たったひとりの支援者をなくして生活が破綻
70代後半の男性、飯田さん(仮名)は軽度の認知症を患っており要介護2、車いすで生活していました。妻と子どもがいましたが、いまは独り身。さらに50代で仕事中に大きな事故にあって脳にダメージを受け、それ以降はずっと自宅にいる生活です。 唯一の頼れる身寄りは姉で、施設に入るまでの住まいも、姉が購入してくれた分譲マンションでした。しかしそんな姉も4年ほど前に他界。姉の夫は健在ですが、保証人などにもなりたくないと基本的に距離を置かれている関係です。 それどころか、飯田さんが住んでいる姉の残したマンションを早く売りたいと、勝手に荷物を捨てたりして追い出そうとする有様でした。 飯田さんはたったひとりの支援者を失い、生活が破綻してしまいます。
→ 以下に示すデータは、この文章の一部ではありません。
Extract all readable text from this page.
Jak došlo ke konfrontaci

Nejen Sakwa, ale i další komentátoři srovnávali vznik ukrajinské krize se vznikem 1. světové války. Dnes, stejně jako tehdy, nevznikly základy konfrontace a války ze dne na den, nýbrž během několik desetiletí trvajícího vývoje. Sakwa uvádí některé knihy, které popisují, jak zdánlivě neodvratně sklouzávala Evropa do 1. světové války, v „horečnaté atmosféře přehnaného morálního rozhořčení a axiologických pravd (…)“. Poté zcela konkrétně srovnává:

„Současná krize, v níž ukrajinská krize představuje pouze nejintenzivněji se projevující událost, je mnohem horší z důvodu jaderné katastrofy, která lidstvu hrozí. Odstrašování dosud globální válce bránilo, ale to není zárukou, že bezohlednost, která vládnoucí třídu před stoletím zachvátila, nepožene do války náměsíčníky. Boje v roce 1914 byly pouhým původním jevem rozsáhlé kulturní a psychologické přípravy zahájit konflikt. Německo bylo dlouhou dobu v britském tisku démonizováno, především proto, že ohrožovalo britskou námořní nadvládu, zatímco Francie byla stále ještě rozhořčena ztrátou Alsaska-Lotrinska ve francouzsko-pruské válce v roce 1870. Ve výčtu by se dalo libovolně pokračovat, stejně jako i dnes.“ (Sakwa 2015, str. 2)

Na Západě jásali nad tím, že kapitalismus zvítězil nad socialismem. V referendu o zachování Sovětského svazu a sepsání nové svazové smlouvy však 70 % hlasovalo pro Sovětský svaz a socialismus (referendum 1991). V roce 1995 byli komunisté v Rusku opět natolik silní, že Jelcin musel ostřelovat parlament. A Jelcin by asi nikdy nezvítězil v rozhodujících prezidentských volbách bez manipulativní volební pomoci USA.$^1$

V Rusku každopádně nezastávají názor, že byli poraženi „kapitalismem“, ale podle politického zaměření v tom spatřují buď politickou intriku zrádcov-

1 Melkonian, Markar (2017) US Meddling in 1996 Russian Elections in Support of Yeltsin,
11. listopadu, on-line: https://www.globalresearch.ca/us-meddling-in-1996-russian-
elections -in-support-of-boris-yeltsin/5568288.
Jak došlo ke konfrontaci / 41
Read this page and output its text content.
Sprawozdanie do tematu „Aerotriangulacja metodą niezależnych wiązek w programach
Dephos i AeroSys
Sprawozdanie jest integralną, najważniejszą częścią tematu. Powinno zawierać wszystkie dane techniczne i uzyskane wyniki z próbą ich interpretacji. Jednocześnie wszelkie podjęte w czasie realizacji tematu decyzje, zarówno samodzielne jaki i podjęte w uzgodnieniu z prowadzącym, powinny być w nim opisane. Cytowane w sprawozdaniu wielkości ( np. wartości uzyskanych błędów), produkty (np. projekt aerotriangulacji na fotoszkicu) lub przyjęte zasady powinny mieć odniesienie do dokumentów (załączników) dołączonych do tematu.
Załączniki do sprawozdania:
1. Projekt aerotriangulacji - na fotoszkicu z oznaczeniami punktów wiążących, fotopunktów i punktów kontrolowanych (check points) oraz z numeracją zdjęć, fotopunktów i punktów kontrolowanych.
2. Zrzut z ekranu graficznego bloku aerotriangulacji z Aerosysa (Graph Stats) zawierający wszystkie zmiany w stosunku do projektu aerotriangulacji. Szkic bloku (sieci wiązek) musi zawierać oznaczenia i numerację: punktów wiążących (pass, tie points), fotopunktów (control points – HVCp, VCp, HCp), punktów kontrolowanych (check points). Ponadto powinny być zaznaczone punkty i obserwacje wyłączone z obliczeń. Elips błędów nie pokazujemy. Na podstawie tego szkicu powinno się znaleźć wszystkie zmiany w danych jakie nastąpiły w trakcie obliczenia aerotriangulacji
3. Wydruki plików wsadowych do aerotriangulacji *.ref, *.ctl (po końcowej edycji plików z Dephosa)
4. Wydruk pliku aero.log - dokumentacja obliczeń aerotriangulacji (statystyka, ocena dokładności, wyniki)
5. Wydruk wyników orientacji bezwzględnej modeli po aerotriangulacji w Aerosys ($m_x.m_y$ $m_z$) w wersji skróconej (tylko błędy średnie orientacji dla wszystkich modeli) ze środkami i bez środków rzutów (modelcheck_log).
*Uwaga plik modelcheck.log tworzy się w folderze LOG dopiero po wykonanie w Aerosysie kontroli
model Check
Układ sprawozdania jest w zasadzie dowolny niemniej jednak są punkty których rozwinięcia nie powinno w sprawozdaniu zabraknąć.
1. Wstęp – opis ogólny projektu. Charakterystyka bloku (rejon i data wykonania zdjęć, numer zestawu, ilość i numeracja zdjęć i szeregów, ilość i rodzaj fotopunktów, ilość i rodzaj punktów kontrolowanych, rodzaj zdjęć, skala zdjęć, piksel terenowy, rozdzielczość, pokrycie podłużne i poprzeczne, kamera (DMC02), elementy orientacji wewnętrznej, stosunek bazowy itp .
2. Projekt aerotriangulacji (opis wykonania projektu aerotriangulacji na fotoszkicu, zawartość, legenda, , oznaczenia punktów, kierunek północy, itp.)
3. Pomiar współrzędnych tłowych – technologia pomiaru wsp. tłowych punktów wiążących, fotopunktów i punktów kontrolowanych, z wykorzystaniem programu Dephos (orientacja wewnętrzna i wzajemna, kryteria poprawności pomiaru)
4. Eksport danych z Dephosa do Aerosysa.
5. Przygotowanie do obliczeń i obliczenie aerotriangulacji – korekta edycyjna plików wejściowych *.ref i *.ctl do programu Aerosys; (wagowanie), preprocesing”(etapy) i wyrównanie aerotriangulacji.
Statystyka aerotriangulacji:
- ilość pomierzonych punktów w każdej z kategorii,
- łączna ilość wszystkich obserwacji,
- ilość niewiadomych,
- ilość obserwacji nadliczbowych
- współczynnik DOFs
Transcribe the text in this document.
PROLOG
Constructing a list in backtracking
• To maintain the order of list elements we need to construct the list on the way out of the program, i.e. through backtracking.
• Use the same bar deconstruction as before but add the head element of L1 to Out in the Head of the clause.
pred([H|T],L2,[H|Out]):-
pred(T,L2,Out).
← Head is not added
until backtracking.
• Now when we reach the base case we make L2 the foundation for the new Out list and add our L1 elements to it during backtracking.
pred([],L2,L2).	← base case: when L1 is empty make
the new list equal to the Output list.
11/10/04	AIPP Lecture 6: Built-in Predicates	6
室内には悪臭も漂い、とてもひとりで生活できる状態ではありません。そこで役所(いきいき支援センター)の担当者から私に依頼があり、老人ホーム探しに乗り出しました。 さいわい、姉が飯田さんのために600万円程のお金を残してくれていたことと、昔の労災見舞金と年金で毎月25万円程の収入があることで、お金の面では不自由はありませんでした。 問題は、実際に施設を探したり、見学したり、身元保証会社とやり取りしてくれたりする身内がいないことです。役所や業者に動いてもらわないといけないので、手間もお金もかかります。 飯田さんは身元保証会社に150万円、老人ホームへ150万円+月々15万円程度のお金を工面することができましたが、そう簡単にいかない人も少なくないでしょう。 飯田さん本人はいつ死んでもいいと考えているようです。預貯金などの財産があるので別れた子どもに譲りたい意向があるそうですが、子どもの所在はわかりません。役所の方が探すと言っていましたが、意向どおりになるかどうかは不明です。